The Qur’an – a living miracle
The Qur’an is no ordinary book of fact or fiction. It is a living communication to
humankind by our Creator, intended as a guidance for life, akin to an instruction manual or a travel guide. It helps us find our way, but it does not do the travelling for us. There were numerous revelations prior to the Qur’an, and fragments of those scriptures are still available today, like the Psalms of David (the Zabur of Daud), the Torah (Taurat, the book given to Moses/Musa), or the original gospel of Jesus (the Injil of Isa). However, none of those were recorded in writing at the time of their revelation, and in the process of oral narration, codification and translation, they underwent plenty of alterations and large parts were lost forever. The Qur’an, on the other hand, was preserved in writing each time as and when it was revealed.
The Qur’an
is in Arabic, a Semitic language with an immaculately
preserved syntactical structure, which has led many people to
claim that it is not only the language of the people Muhammad
– peace be with him – was sent to as a messenger, but the
original language of mankind. Because the Qur’an, once
revealed, codified the Arabic language, it has remained
virtually unchanged, and the classical Arabic of the Qur’an is
still easy to comprehend for a speaker of modern Arabic.

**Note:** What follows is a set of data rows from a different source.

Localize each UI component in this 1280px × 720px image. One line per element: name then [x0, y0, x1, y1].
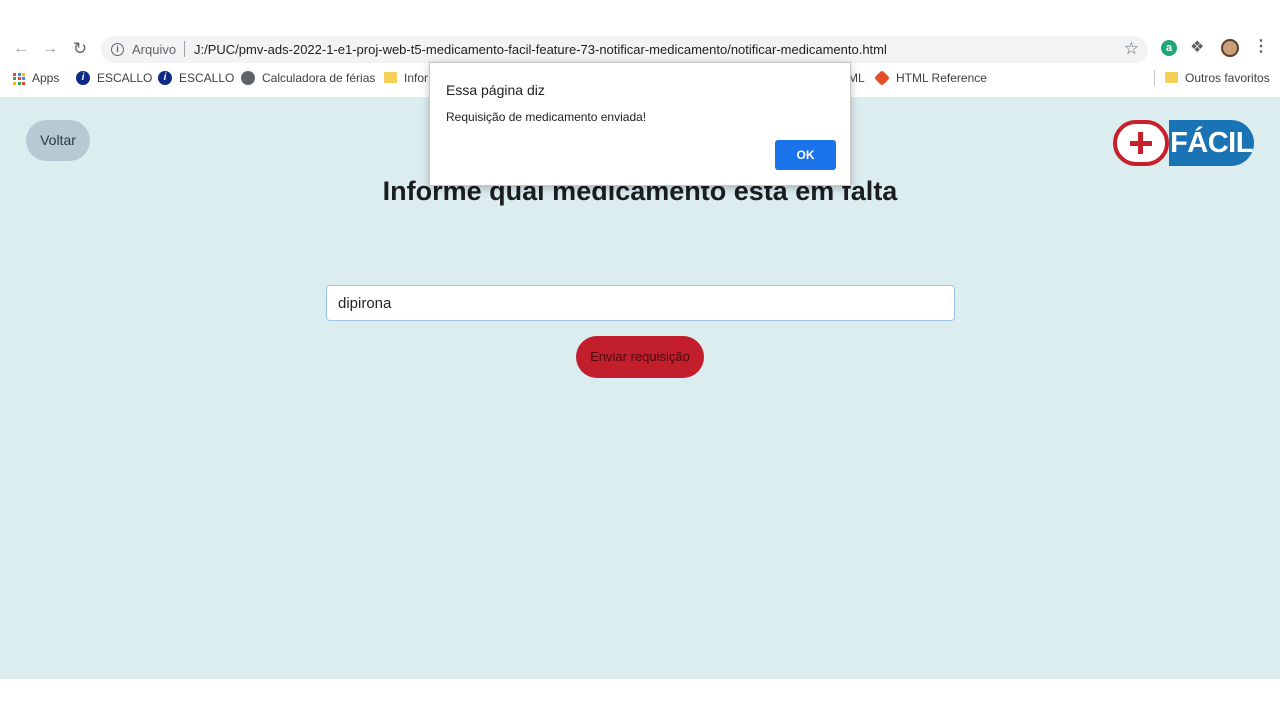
- extension-a-icon[interactable]: a: [1161, 40, 1177, 56]
- url-scheme-label: Arquivo: [132, 42, 177, 57]
- bookmark-label: HTML Reference: [896, 71, 987, 85]
- reload-icon[interactable]: ↻: [69, 38, 91, 60]
- voltar-button[interactable]: Voltar: [26, 120, 90, 161]
- bookmark-calculadora[interactable]: Calculadora de férias: [241, 70, 376, 85]
- bookmark-label: ESCALLO: [97, 71, 153, 85]
- browser-menu-icon[interactable]: ⋮: [1253, 38, 1269, 56]
- globe-icon: [241, 70, 255, 85]
- folder-icon: [384, 72, 397, 84]
- bookmark-star-icon[interactable]: ☆: [1124, 39, 1139, 59]
- bookmark-label: Calculadora de férias: [262, 71, 376, 85]
- browser-toolbar: ← → ↻ i Arquivo J:/PUC/pmv-ads-2022-1-e1…: [0, 34, 1280, 64]
- enviar-requisicao-button[interactable]: Enviar requisição: [576, 336, 704, 378]
- bookmarks-divider: [1154, 70, 1155, 86]
- bookmark-label: Infor: [404, 71, 429, 85]
- escallo-icon: i: [76, 70, 90, 85]
- medical-cross-icon: [1113, 120, 1169, 166]
- bookmark-infor[interactable]: Infor: [384, 71, 428, 85]
- medicamento-input[interactable]: [326, 285, 955, 321]
- bookmark-outros-favoritos[interactable]: Outros favoritos: [1165, 71, 1270, 85]
- bookmark-escallo-2[interactable]: i ESCALLO: [158, 70, 235, 85]
- ok-button[interactable]: OK: [775, 140, 836, 170]
- profile-avatar[interactable]: [1221, 39, 1239, 57]
- dialog-title: Essa página diz: [446, 82, 545, 98]
- logo-text: FÁCIL: [1169, 120, 1254, 166]
- info-icon[interactable]: i: [111, 43, 124, 56]
- dialog-message: Requisição de medicamento enviada!: [446, 110, 647, 124]
- bookmark-label: Apps: [32, 71, 60, 85]
- alert-dialog: Essa página diz Requisição de medicament…: [429, 62, 851, 186]
- medicamento-facil-logo: FÁCIL: [1113, 120, 1254, 166]
- folder-icon: [1165, 72, 1178, 84]
- bookmark-label: Outros favoritos: [1185, 71, 1270, 85]
- escallo-icon: i: [158, 70, 172, 85]
- bookmark-apps[interactable]: Apps: [13, 71, 59, 85]
- bookmark-html-reference[interactable]: HTML Reference: [874, 69, 987, 86]
- bookmark-label: ESCALLO: [179, 71, 235, 85]
- back-arrow-icon[interactable]: ←: [10, 38, 32, 60]
- forward-arrow-icon[interactable]: →: [39, 38, 61, 60]
- url-divider: [184, 41, 185, 57]
- extensions-puzzle-icon[interactable]: ❖: [1190, 37, 1204, 57]
- bookmark-escallo-1[interactable]: i ESCALLO: [76, 70, 153, 85]
- url-text[interactable]: J:/PUC/pmv-ads-2022-1-e1-proj-web-t5-med…: [194, 42, 887, 57]
- html-icon: [874, 69, 890, 86]
- apps-grid-icon: [13, 72, 25, 85]
- address-bar[interactable]: i Arquivo J:/PUC/pmv-ads-2022-1-e1-proj-…: [101, 36, 1148, 63]
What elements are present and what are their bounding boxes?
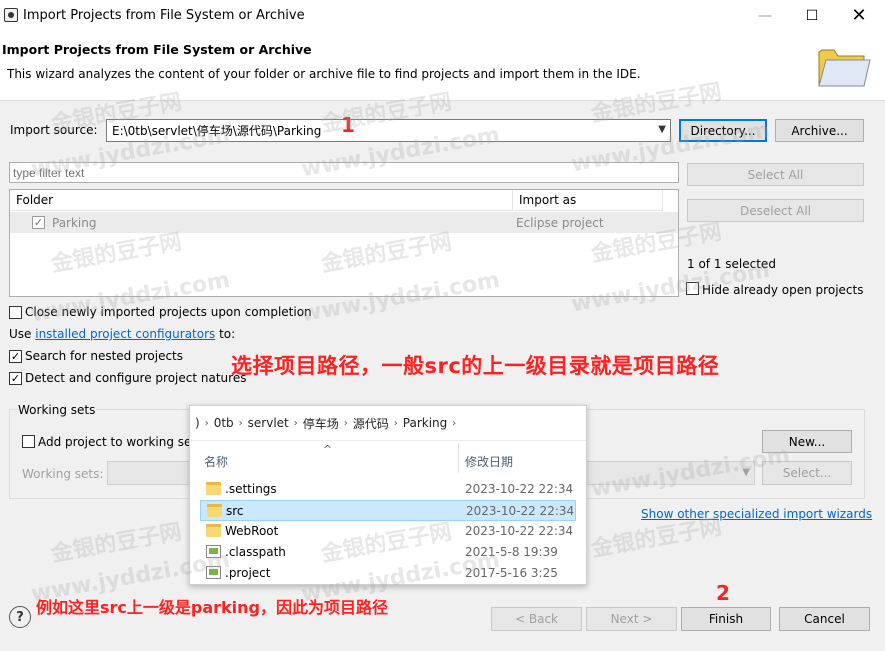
column-header-folder[interactable]: Folder [10,190,513,211]
file-explorer-overlay: ) › 0tb › servlet › 停车场 › 源代码 › Parking … [189,405,587,585]
select-working-set-button[interactable]: Select... [762,461,852,485]
breadcrumb-item[interactable]: 0tb [214,416,234,430]
file-row[interactable]: WebRoot 2023-10-22 22:34 [200,521,576,542]
table-row[interactable]: ✓ Parking Eclipse project [10,212,678,233]
close-newly-checkbox[interactable] [9,306,22,319]
open-folder-icon [818,49,871,87]
file-row[interactable]: .settings 2023-10-22 22:34 [200,479,576,500]
chevron-down-icon[interactable]: ▼ [742,467,750,478]
column-header-name[interactable]: 名称 [204,453,228,470]
directory-button[interactable]: Directory... [679,119,767,142]
detect-natures-checkbox[interactable]: ✓ [9,372,22,385]
search-nested-checkbox[interactable]: ✓ [9,350,22,363]
working-sets-label: Working sets: [22,467,104,481]
column-divider[interactable] [458,443,459,473]
help-icon[interactable]: ? [9,606,31,628]
sort-up-icon: ^ [323,443,333,456]
close-newly-label: Close newly imported projects upon compl… [25,305,312,319]
file-icon [206,545,221,558]
folder-icon [206,524,221,537]
detect-natures-label: Detect and configure project natures [25,371,247,385]
file-row[interactable]: .project 2017-5-16 3:25 [200,563,576,584]
column-header-import-as[interactable]: Import as [513,190,663,211]
file-date: 2023-10-22 22:34 [466,504,575,518]
annotation-step-1: 1 [341,113,355,137]
row-checkbox[interactable]: ✓ [32,216,45,229]
chevron-right-icon: › [238,417,243,429]
file-row[interactable]: .classpath 2021-5-8 19:39 [200,542,576,563]
archive-button[interactable]: Archive... [775,119,864,142]
import-source-label: Import source: [10,123,98,137]
folder-icon [207,504,222,517]
file-icon [206,566,221,579]
annotation-bottom-note: 例如这里src上一级是parking，因此为项目路径 [36,598,389,617]
page-heading: Import Projects from File System or Arch… [2,42,312,57]
chevron-right-icon: › [293,417,298,429]
row-folder-name: Parking [52,216,97,230]
hide-open-checkbox[interactable] [686,282,699,295]
minimize-button[interactable]: — [742,0,788,31]
file-date: 2023-10-22 22:34 [465,524,574,538]
cancel-button[interactable]: Cancel [779,607,870,631]
file-name: WebRoot [225,524,279,538]
show-other-wizards-link[interactable]: Show other specialized import wizards [641,507,872,521]
breadcrumb[interactable]: ) › 0tb › servlet › 停车场 › 源代码 › Parking … [190,406,586,441]
add-to-working-set-checkbox[interactable] [22,435,35,448]
file-name: src [226,504,244,518]
page-description: This wizard analyzes the content of your… [7,67,641,81]
chevron-right-icon: › [204,417,209,429]
breadcrumb-item[interactable]: servlet [248,416,289,430]
breadcrumb-item[interactable]: ) [195,416,200,430]
add-to-working-set-label: Add project to working se [38,435,192,449]
file-row-selected[interactable]: src 2023-10-22 22:34 [200,500,576,521]
close-window-button[interactable]: ✕ [836,0,882,31]
installed-configurators-link[interactable]: installed project configurators [35,327,215,341]
file-name: .settings [225,482,277,496]
back-button[interactable]: < Back [491,607,582,631]
chevron-down-icon[interactable]: ▼ [658,124,666,135]
selection-count: 1 of 1 selected [687,257,776,271]
chevron-right-icon: › [343,417,348,429]
column-header-date[interactable]: 修改日期 [465,453,513,470]
row-import-as: Eclipse project [516,216,604,230]
file-name: .project [225,566,271,580]
next-button[interactable]: Next > [586,607,677,631]
working-sets-title: Working sets [17,403,97,417]
select-all-button[interactable]: Select All [687,163,864,186]
project-table: Folder Import as ✓ Parking Eclipse proje… [9,189,679,297]
maximize-button[interactable]: ☐ [789,0,835,31]
breadcrumb-item[interactable]: 停车场 [303,415,339,432]
annotation-main-note: 选择项目路径，一般src的上一级目录就是项目路径 [231,354,720,378]
import-source-combo[interactable]: E:\0tb\servlet\停车场\源代码\Parking ▼ [106,119,671,142]
file-date: 2023-10-22 22:34 [465,482,574,496]
window-title: Import Projects from File System or Arch… [23,8,305,23]
use-prefix: Use [9,327,36,341]
eclipse-app-icon [4,8,18,22]
use-suffix: to: [215,327,236,341]
annotation-step-2: 2 [716,581,730,605]
hide-open-label: Hide already open projects [702,283,864,297]
search-nested-label: Search for nested projects [25,349,184,363]
configurators-text: Use installed project configurators to: [9,327,235,341]
finish-button[interactable]: Finish [681,607,771,631]
file-name: .classpath [225,545,286,559]
import-source-value: E:\0tb\servlet\停车场\源代码\Parking [112,124,322,138]
filter-input[interactable] [9,162,679,183]
chevron-right-icon: › [452,417,457,429]
deselect-all-button[interactable]: Deselect All [687,199,864,222]
folder-icon [206,482,221,495]
chevron-right-icon: › [393,417,398,429]
new-working-set-button[interactable]: New... [762,430,852,453]
breadcrumb-item[interactable]: Parking [403,416,448,430]
file-date: 2017-5-16 3:25 [465,566,558,580]
file-date: 2021-5-8 19:39 [465,545,558,559]
breadcrumb-item[interactable]: 源代码 [353,415,389,432]
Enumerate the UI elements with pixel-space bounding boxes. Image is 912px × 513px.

Furthermore, the Qur’an uses a fairly simple language which
permits readers of all educational backgrounds to feel
comfortable and take from it. Nonetheless, a deeper study
reveals several layers of meaning in each Ayah (verse,
literally: sign) of the Qur’an, so that the same sentence,
whilst fitting well within its context, also imparts knowledge
and information about numerous other issues, personal, social,
metaphysic, and so on. Because of this inimical style, which
in addition has undeniable poetic qualities, the Qur’an
contains the challenge that nobody, even with the most
advanced help systems available, can ever produce a single
Surah (chapter) like it. Those who have tried have failed
utterly for yet another reason: The Qur’an was not written,
edited, and eventually published as is the case with other
books. It was revealed portion for portion over a period of 23
years. Each sentence or passage related to a particular event
at the time and made sense to the people who heard it for the
first time. However, the verses were assigned a particular
order by Muhammad, following the instructions of the angel of
revelation, Gabriel (Jibril), and this order is not
chronological, yet anybody who reads the Qur’an today, with
its verses in a totally different order than the one in which
they were originally revealed, still finds that the sequence
makes perfect sense. So there is the challenge: Write a book
made up of contemporary comments over a period of more than
two decades, re-arrange them continuously all along until you
end up with a whole book which has a flowing narrative and is
well interconnected. It can’t be done.
To
complement the miracle, the Qur’an contains knowledge of the
past and the future which was not available at the time of its
revelation. For example, it mentions that the body of the
pharaoh of the Exodus would be preserved as a sign for future
generations, yet it was mummified one and a half millennia
before Muhammad on a different continent and not discovered
until one and a half millennia afterwards. The Qur’an also
contains most accurate scientific descriptions of the
embryonic stages of human development in the womb or of the
orbital movements of planets, all of which was undiscovered
for many more centuries to come. In fact, the scientific
encouragement of the Qur’an, which resulted in the flourishing
Muslim rule over Andalusia in Spain until eradicated by the
Inquisition, gave birth to the age of enlightenment in Europe
which eventually succeeded in spite of the Roman Church’s
opposition. The social and political concepts of the Qur’an
were equally advanced: It liberated women from being in the
possession of men to being full members of society with
property rights and the right to choose their own husbands,
and Surah at-Taubah (Repentance) contains the first ever
constitution of a state, in this case the city state of
Madinah, half a millennium before King John, for example,
granted limited rights to his subjects in Magna Carta. The
concepts contained in the Qur’an are so revolutionary that it
is not surprising that the Islamic faith conquered the ancient
world in the shortest possible space of time, putting in the
shade the great, but corrupt Persian and East Roman Empires,
and once again, as these Qur’anic truths are being
re-discovered, these ideals provide a balanced and
increasingly attractive alternative to the failed ideologies
of communism and capitalism.
For people
brought up in a Christian or secular tradition, the concept of
verbal revelation, that God speaks to man through an angel, is
a difficult one. Christianity only concedes that there may be
divine inspiration, which makes revelation not much different
from intuition. However, the concept of verbal revelation was
generally accepted prior to the establishment of the Christian
Church. God spoke to Moses and dictated the Ten Commandments.
He also told him that there would be raised amongst his
brethren (that is the Ishmaelites or Arabs who are the
brothers of the Israelites or Hebrews) a prophet like him
(that is one who will receive such revelation and be a
law-giver). This prophet must undoubtedly be Muhammad, for
Jesus only came to confirm the law, not to change it.